Dapat dipergunakan untuk penyelesaian sengketa lintas batas.

Muhammad Yasin
Bacaan 2 Menit
Rombongan BPKN dan tamunya dari Jepang membahas antara lain ODR. Foto: BPKN
Rombongan BPKN dan tamunya dari Jepang membahas antara lain ODR. Foto: BPKN

Ekonomi berbasis digital terus tumbuh di Indonesia. Hubungan hukum yang tercipta pasca disrupsi teknologi telah menyebabkan perubahan pada pola transaksi. Transaksi barang dan jasa secara daring mengalami peningkatan. Apalagi jumlah pengguna perangkat komunikasi (mobilephone) dan internet di Indonesia sangat banyak. Indonesia termasuk negara pengguna internet tertinggi di dunia.

Tetapi, perkembangan ekonomi digital di Indonesia bukan tanpa masalah atau potensi risiko hukum. Dalam perspektif hukum perlindungan konsumen, meningkatnya ekonomi digital juga membuka peluang meningkatnya komplain dan sengketa antara pelaku usaha dan konsumen. Sumber sengketa bisa beragam: mulai dari kualitas barang, keterlambatan pengiriman, atau adanya cacat tersembunyi (verborgen gebreken).

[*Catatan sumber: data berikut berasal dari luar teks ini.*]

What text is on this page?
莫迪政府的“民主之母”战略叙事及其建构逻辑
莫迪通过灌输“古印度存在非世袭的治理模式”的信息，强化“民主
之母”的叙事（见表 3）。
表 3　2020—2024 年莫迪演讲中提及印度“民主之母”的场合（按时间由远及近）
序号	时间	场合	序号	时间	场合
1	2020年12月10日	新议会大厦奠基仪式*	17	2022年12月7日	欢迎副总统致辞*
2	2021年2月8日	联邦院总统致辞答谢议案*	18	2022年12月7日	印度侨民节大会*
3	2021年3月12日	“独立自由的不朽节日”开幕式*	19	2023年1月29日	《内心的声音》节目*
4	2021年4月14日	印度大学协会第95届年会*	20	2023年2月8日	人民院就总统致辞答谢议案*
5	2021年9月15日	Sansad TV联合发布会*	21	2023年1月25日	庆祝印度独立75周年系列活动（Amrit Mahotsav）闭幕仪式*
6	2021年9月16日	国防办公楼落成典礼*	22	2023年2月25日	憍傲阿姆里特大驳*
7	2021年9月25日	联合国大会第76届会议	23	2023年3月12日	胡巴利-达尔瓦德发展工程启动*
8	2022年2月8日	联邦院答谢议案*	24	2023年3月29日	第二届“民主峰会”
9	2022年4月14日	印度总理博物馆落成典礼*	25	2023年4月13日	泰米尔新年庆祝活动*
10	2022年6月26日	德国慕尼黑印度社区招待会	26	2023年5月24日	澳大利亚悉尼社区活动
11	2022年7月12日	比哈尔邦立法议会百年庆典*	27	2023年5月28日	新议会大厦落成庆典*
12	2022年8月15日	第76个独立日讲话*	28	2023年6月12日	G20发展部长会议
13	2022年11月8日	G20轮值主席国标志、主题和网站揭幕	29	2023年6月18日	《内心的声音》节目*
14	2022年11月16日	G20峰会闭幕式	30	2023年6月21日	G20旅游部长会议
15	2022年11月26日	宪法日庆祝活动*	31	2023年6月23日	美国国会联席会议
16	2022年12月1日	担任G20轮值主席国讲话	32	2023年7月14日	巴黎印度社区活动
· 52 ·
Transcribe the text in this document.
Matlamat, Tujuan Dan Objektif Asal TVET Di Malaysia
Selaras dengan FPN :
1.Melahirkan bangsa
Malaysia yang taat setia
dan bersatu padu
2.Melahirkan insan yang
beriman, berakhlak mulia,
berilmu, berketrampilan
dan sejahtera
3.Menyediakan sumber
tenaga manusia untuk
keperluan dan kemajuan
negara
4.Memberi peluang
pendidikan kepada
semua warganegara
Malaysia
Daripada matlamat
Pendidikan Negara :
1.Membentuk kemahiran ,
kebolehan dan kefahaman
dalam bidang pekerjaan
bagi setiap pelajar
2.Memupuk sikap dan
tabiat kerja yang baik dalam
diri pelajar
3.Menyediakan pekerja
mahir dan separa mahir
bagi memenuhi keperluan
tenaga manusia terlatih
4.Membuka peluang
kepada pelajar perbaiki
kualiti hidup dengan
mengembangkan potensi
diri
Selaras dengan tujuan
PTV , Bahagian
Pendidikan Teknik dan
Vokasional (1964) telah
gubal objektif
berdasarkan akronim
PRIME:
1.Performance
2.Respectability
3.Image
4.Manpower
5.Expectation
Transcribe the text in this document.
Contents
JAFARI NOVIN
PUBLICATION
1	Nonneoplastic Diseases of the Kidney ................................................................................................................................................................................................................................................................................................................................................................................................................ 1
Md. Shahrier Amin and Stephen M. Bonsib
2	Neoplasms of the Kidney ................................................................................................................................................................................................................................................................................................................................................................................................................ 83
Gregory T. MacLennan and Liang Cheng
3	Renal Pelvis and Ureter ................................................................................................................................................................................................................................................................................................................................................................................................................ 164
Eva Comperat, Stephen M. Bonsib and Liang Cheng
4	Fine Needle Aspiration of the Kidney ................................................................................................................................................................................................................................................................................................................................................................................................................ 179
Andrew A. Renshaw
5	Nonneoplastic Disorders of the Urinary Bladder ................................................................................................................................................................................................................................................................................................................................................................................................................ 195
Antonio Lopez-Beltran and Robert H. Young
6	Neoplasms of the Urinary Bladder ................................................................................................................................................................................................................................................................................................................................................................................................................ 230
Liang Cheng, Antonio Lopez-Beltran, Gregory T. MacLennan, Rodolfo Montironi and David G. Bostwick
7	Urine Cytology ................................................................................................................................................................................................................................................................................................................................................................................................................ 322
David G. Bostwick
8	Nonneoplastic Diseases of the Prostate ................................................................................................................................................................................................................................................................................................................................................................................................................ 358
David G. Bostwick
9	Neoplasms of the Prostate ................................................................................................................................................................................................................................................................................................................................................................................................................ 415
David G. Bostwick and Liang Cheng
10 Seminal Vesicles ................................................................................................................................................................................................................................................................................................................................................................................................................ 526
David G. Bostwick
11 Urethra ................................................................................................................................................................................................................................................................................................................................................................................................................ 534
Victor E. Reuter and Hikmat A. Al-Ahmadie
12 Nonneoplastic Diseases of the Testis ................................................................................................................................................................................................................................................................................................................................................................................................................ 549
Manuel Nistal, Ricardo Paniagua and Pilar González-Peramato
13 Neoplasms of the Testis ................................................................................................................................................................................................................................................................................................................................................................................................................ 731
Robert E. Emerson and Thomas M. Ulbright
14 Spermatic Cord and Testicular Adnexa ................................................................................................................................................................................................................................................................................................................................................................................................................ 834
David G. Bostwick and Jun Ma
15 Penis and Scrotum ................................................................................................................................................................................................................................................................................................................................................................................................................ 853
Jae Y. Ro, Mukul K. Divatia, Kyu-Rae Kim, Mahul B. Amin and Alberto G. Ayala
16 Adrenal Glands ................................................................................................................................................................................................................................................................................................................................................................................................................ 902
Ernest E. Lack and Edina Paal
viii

Ada beberapa hal penyebab sengketa bisnis yang sudah diatur dalam BW (KUH Perdata). Misalnya Pasal 1504 dan Pasal 1506 menyebutkan bahwa penjual harus bertanggung jawab atas cacat tersembunyi pada barang sedemikian rupa sehingga barang itu tidak dapat digunakan untuk tujuan dimaksud, atau mengurangi pemakaian. Seandainya pembeli mengetahui sejak awal cacat tersembunyi, maka ia tidak akan membelinya. Bahkan penjual harus menjamin barang terhadap cacat tersembunyi meskipun ia tidak mengetahui adanya cacat itu, kecuali sejak awal sudah diperjanjikan bahwa ia tidak wajib menanggung akibat cacat tersembunyi tersebut. UU No. 8 Tahun 1999 tentang Perlindungan Konsumen juga menganut prinsip hubungan konsumen-produsen yang baik.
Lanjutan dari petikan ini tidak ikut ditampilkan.